The first week back from winter break is never easy for parents, but this one has been particularly intense. Here’s how I’ve seen it described in my various feeds:
“It’s like sending kids into a war zone.”
“It’s March 13, 2020 all over again.”
“This is the nightmare that never ends.”
Yes, Covid has had us in its grip for far longer than any of us imagined, but for me, the nightmare that never ends is the ebb and flow of parental anxiety. The nightmare that never ends is the boiling point, when parents are furious with each other because one parent is fine sending their kid to ballet with a mask on and the other one believes the entire education system should be replaced with GoNoodle videos until we go six months globally without a single covid case.
The nightmare is, our kids are listening.
How we discuss the current surge in cases, how we continue to talk about the pandemic, will determine how our children react.
Our kids hear us panicking about school closures, about missed activities, about rescheduled vacations. Our kids hear our fear about breakthrough cases, about pediatric hospitalization rates, about KN95 masks. Our kids hear our judgment about other parents, about day cares staying open, about neighbors walking outside without a mask on, about unvaccinated people who get sick and die.
If your kid were to catch omicron, how would they feel? Scared? Anxious? Grateful for a vaccine that keeps their sniffles just a mild inconvenience? Nobody wants their kid to be sick — nobody wants their child to have even a tickle in their throat. But how we discuss the current surge in cases, how we continue to talk about the pandemic, will determine how our children react. Will your child feel guilty that they tested positive? Will they start casting blame on an outdoor playdate from a week ago as the place they got it?
What if someone your child loves is diagnosed with Covid-19 — will they feel sympathy? Will they feel fear? Will they look at their aunt or uncle or babysitter and blame them for catching omicron? Will your child blame them for the reason they now have to get tested? Will your child suddenly wrestle with judgement and the urge to moral condemnation because of what they’ve heard at home?

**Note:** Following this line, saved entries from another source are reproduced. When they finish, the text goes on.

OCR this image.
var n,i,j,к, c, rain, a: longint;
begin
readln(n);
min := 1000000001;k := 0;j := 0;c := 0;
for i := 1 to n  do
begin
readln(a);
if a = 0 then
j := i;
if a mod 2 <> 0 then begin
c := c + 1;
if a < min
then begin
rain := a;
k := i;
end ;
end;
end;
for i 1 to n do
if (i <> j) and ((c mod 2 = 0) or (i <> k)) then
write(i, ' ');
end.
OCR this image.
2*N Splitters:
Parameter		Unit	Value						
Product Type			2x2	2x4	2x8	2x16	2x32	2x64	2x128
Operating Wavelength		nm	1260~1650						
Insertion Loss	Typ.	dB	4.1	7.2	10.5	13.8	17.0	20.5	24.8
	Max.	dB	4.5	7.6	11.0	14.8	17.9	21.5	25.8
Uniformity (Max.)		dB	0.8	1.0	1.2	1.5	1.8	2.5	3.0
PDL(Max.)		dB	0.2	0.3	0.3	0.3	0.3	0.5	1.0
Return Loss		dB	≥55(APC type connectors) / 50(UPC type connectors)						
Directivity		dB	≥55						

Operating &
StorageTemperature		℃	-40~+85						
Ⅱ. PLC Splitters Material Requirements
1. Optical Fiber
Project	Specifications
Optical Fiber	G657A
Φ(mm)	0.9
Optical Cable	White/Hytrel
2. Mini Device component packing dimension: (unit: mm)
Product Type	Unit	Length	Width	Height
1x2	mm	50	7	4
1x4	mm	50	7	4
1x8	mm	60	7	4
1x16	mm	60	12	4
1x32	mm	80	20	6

Parents are not OK, but it’s a different version of not OK. It’s not the paralyzing anxiety of March 13, 2020 anymore, fear of a menacing unknown — it’s the whiplash from changing guidance and shifting risks. It’s the queasy duality of loving our schools and our teachers and wanting them to be safe and supported, but also really wanting our kids to enjoy second grade in a bright classroom instead of the blue glow of Zoom. It’s feeling judged because we know our neighbors think we’re lunatics for putting our kids in an outdoor soccer camp, but also feeling a rush of adrenaline at our kid’s happy, sweaty faces when it’s over.
We cannot let ourselves be yanked back to the anxiety and crushing stress of the beginning of the pandemic.
It’s not March 13, 2020 all over again; this isn’t a war zone. There are so many more tools in place than there were at the very beginning of the pandemic, and there are so many things we know now that we didn’t before. Like, yes, omicron is highly contagious, but also most people who contract it have symptoms they can treat at home and fairly quickly. Children ages 5 and up can be vaccinated, which means even if they do catch omicron, they are protected from severe illness — and the terrifying specter of “long covid” is dramatically reduced by vaccines. Cases are skyrocketing, but hospitalizations and deaths are not.
Things are scary, yes. The uncertainty is scary; the fact many children who aren’t old enough for a vaccine have to go to day care centers without a vaccine mandate for teachers is scary. But things are not as scary as they were back in March 2020. Things have changed, policies have been implemented, and while testing is still a mess and government support is pretty much nonexistent (and when, oh when, will those vaccines for kids under 5 show up?), we cannot let ourselves be yanked back to the anxiety and crushing stress of the beginning of the pandemic.
If you want to go back to March 2020, aim for the part where your family worked on a puzzle every night during the week. Where you replaced screen time in the evenings with a family walk. Where you ordered takeout and skipped the dining-in portion. Where you spent more time outside with those you love — those who are most likely vaccinated by now!
Remember that vaccines for kids under 5 are coming. Remember that this surge won’t last forever. Remember that you are in charge of the decisions made for your family and only your family.
And remember that your kids are listening.